The company has invested in startup fan engagement platform Laylo, content creation management company Fixated, and digital marketing firm Viral Nation, which appeared on the Deloitte Fast 500.

In December 2021, the company partnered with Sony Music Group to finance the acquisition of Bruce Springsteen's recorded music and songwriting catalogue. The deal, which was estimated to be between $500 million and $600 million, was reportedly the largest transaction for an individual artist's music rights to date.

In August 2022, Eldridge Industries and MRC reached an agreement to separate their assets. Eldridge Industries became a minority stakeholder in MRC, acquired ownership of Dick Clark Productions and Billboard-Hollywood Reporter Media Group from the company, and retained its investments in ventures such as Penske Media, A24 and Luminate Data. In 2023, Eldridge Industries and Penske formed the joint venture Penske Media Eldridge, which owns or co-owns properties such as SXSW, Life Is Beautiful, ATX Television Festival, and Dick Clark Productions.

In 2023, it was announced that Eldridge Industries was the largest investor in Gamma, a music media company founded by Larry Jackson. The company partnered with artists such as Snoop Dogg and Usher, and made plans to develop films with A24. It was announced that music executive Sipho Dlamini was president of its operations in Africa and the Middle East, and Naomi Campbell joined as a special advisor. Gamma co-produced and released the soundtrack album for The Color Purple (2023). The company received a $100 million investment in February 2024, bringing its valuation to $400 million. Mariah Carey has also signed with the label to release her upcoming sixteenth album, with the lead single "Type Dangerous."

In 2023, Dick Clark's New Year's Rockin' Eve, which is produced by Dick Clark Productions, was renewed with ABC through 2029. Dick Clark Productions partnered with Spotify to relaunch the Billboard Music Awards as a digital event in 2023.

=== Golden Globes ===
Boehly was interim CEO of the Hollywood Foreign Press Association (HFPA), the organizer of the Golden Globe Awards, from 2021 until 2023. In July 2022, it was announced that Eldridge Industries would acquire the HFPA, and establish a private company to manage the intellectual property of the Golden Globes.
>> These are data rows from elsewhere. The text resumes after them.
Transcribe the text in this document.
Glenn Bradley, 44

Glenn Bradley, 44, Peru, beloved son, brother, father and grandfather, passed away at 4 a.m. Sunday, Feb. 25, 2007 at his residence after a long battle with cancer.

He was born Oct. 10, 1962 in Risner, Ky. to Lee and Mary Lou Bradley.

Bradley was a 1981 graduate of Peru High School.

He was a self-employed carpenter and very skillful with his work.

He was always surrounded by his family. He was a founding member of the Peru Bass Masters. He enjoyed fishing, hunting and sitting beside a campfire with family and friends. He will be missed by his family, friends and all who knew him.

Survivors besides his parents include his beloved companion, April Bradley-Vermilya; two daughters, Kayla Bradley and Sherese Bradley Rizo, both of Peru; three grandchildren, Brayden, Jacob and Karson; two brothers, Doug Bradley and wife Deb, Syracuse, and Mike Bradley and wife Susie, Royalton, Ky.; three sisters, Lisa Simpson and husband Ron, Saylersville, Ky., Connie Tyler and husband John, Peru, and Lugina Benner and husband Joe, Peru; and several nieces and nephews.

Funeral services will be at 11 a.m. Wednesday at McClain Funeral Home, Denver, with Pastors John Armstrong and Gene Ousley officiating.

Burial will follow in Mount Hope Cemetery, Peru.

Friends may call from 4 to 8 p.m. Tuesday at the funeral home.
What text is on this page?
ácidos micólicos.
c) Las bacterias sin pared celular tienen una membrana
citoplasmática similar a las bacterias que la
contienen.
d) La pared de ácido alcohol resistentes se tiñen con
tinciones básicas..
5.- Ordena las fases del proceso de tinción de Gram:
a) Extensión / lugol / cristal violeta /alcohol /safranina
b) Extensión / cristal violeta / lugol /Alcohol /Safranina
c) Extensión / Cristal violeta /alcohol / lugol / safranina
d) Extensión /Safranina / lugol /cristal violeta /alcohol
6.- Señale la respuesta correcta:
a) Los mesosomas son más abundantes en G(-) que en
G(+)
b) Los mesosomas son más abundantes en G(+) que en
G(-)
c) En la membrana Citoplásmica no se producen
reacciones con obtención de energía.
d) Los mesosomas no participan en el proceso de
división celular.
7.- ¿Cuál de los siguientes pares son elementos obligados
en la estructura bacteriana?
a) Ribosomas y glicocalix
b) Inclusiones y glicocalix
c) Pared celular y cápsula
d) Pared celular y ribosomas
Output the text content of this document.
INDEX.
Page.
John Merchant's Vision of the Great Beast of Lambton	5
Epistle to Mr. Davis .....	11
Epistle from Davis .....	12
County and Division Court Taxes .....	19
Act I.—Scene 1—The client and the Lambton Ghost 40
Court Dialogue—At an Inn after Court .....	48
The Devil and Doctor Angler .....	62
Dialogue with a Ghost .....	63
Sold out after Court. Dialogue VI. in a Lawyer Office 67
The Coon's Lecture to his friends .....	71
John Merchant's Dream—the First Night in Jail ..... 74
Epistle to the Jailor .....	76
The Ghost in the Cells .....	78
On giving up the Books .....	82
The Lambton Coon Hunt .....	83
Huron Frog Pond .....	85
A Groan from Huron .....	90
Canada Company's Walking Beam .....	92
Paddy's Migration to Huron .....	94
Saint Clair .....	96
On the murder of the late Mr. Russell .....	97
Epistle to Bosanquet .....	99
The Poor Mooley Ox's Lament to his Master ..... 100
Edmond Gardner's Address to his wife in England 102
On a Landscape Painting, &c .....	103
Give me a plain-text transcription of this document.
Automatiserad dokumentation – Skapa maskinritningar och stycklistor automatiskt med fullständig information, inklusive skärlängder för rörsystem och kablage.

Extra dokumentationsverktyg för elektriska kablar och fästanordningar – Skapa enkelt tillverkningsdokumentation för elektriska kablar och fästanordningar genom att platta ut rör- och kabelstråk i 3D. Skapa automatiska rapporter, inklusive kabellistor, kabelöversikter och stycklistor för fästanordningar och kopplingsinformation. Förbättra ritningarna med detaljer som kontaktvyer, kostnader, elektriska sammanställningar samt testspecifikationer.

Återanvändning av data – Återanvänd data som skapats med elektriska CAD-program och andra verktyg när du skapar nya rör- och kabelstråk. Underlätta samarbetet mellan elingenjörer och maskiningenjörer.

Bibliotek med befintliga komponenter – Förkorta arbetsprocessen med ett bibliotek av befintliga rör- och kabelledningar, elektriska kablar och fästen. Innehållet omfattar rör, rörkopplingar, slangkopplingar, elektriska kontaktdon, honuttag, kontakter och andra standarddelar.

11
In January 2023, Dick Clark Productions, the producer of the Golden Globes, was acquired by the joint venture Penske Media Eldridge.

Under Eldridge Industries' ownership, the organization announced a series of planned reforms, to improve accountability and inclusion. These reforms include the addition of new Golden Globes voters to increase the diversity of its membership, which had previously been criticized for a lack of Black representation. In 2023, the organization added 215 international members to its voting body. This increased the total number of voters from 95 voters prior to the company's ownership to 310 voters, with 52% of the expanded voting body identifying as ethnically diverse and 17% identifying as LGBTQ+. The organization introduced a number of bylaws to prevent member misconduct and conflicts of interest. Members of the Golden Globes Association now receive a salary and are held to a higher level of accountability.

In January 2023, the Golden Globe Awards returned to NBC after not having been televised the previous year. The 2023 show was described by some critics as a comeback for the association, receiving particular praise for the diversity of its nominees and "anything-goes vibe." Michael Schulman of The New Yorker described the atmosphere as "alternately witty and moving." The broadcast had 6.3 million viewers and made 24.2 billion impressions on social media.

In June 2023, Eldridge Industries and Dick Clark Productions acquired the assets, rights and properties of the Golden Globes to operate as a private enterprise. Under this deal, the non-profit Golden Globe Foundation was established to handle the philanthropic efforts of the former HFPA, which was dissolved.

The 2024 Golden Globes aired on CBS on January 7, 2024 and was watched by 9.4 million viewers, the show's highest ratings since before the COVID-19 pandemic. The 2024 Globes included six nominees per category over the former five nominees, and two new awards categories: "Stand-up Comedy" and "Cinematic and Box Office Achievement."